Chinese artist Guan Xiao (b. 1983, Chongqing) works with multiple media including video and sculpture. She received her BA in Directing at the Communication University of China in 2006 and is known for juxtaposing the past and future, primitive and classical, crude and high-tech and combining the various elements into a distinct and unique formal aesthetic. She practices from the standpoint that the internet’s openness provides a kind of flat surface on which to work, with a lack of hierarchy in the contemporary visual world. Guan Xiao: “(my world is) a flat and mixed situation where (I use) a particular visual language to re-weave all various materials to discuss the possibility of ‘watching’ and ‘practicing’ from a variety of perspectives”.

Guan has exhibited internationally including at the OCT Contemporary Art Terminal, Shenzhen, the V&A Museum, London; the National Museum of Contemporary Art, Korea, Seoul; the Shanghai Art Museum and the Art Museum of Nanjing University of Art.
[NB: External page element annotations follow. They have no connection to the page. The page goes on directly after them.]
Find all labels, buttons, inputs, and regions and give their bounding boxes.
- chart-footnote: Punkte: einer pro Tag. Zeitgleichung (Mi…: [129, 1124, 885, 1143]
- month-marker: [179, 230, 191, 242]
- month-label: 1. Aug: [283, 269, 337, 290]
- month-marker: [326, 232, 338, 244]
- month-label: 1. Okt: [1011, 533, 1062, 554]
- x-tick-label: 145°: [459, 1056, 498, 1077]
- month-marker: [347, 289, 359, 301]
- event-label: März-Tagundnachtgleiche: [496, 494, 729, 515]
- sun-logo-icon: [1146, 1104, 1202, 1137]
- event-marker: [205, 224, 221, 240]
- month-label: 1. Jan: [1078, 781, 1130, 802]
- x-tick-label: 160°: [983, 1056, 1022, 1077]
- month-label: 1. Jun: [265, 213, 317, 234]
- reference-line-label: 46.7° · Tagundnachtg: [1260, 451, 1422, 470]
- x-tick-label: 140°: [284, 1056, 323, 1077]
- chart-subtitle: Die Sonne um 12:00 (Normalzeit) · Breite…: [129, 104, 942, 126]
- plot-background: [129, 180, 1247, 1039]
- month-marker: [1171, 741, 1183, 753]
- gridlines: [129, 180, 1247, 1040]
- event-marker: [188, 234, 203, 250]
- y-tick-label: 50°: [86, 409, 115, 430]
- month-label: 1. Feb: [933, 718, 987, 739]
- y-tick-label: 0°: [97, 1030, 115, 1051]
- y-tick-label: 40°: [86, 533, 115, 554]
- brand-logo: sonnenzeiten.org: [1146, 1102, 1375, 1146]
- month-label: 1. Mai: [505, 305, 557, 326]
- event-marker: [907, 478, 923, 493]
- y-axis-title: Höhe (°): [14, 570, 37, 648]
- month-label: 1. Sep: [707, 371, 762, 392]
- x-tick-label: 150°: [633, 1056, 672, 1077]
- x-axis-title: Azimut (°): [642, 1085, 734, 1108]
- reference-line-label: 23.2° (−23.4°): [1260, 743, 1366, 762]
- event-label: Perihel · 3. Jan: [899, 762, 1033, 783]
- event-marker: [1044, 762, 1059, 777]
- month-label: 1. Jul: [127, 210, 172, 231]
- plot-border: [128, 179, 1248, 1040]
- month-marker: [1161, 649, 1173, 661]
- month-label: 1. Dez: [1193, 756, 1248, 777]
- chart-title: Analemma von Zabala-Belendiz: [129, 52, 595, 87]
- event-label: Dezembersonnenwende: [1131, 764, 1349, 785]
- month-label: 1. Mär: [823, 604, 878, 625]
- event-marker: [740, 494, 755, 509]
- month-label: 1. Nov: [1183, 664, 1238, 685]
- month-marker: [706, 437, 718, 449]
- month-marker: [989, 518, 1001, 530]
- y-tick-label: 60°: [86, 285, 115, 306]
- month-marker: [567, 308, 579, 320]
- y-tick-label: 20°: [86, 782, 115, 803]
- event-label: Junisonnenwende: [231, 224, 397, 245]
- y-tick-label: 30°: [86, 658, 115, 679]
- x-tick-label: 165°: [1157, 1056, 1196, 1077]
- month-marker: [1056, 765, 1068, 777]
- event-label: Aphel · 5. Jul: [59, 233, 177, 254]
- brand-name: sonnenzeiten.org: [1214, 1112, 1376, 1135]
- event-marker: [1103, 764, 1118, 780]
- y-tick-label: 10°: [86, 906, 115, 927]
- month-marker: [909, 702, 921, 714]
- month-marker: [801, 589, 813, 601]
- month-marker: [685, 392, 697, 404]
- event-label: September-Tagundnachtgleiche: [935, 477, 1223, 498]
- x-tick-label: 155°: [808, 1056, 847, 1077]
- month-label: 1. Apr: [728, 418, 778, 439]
To name but a few: Degeneration, ACAF, Sydney, 2014; Don’t You Know Who I Am? Art After Identity Politics, M HKA Museum, Antwerp, 2014; Film Section, Basel Hong Kong, Agnes B Cinema, Hong Kong, 2014; Die 8 Wege, Uferhallen, Berlin, 2013; and OCT Contemporary Art Terminal, Shanghai, 2013; Difference Engine, Magician Space, Beijing, 2013; Video Unchained, AIKE-DELLARCO, Shanghai, 2013; China Design Now, Victoria & Albert Museum, London, 2007; and Floating – New Generation of Art in China, National Museum of Contemporary Art, Seoul, 2007.

Her work also features in the book The Future Will Be…China, by Hans Ulrich Obrist. Her solo show Survivor Hunting, The Magician Space, Beijing, 2013 was recommended by Frieze.

Guan Xiao lives and works in Beijing.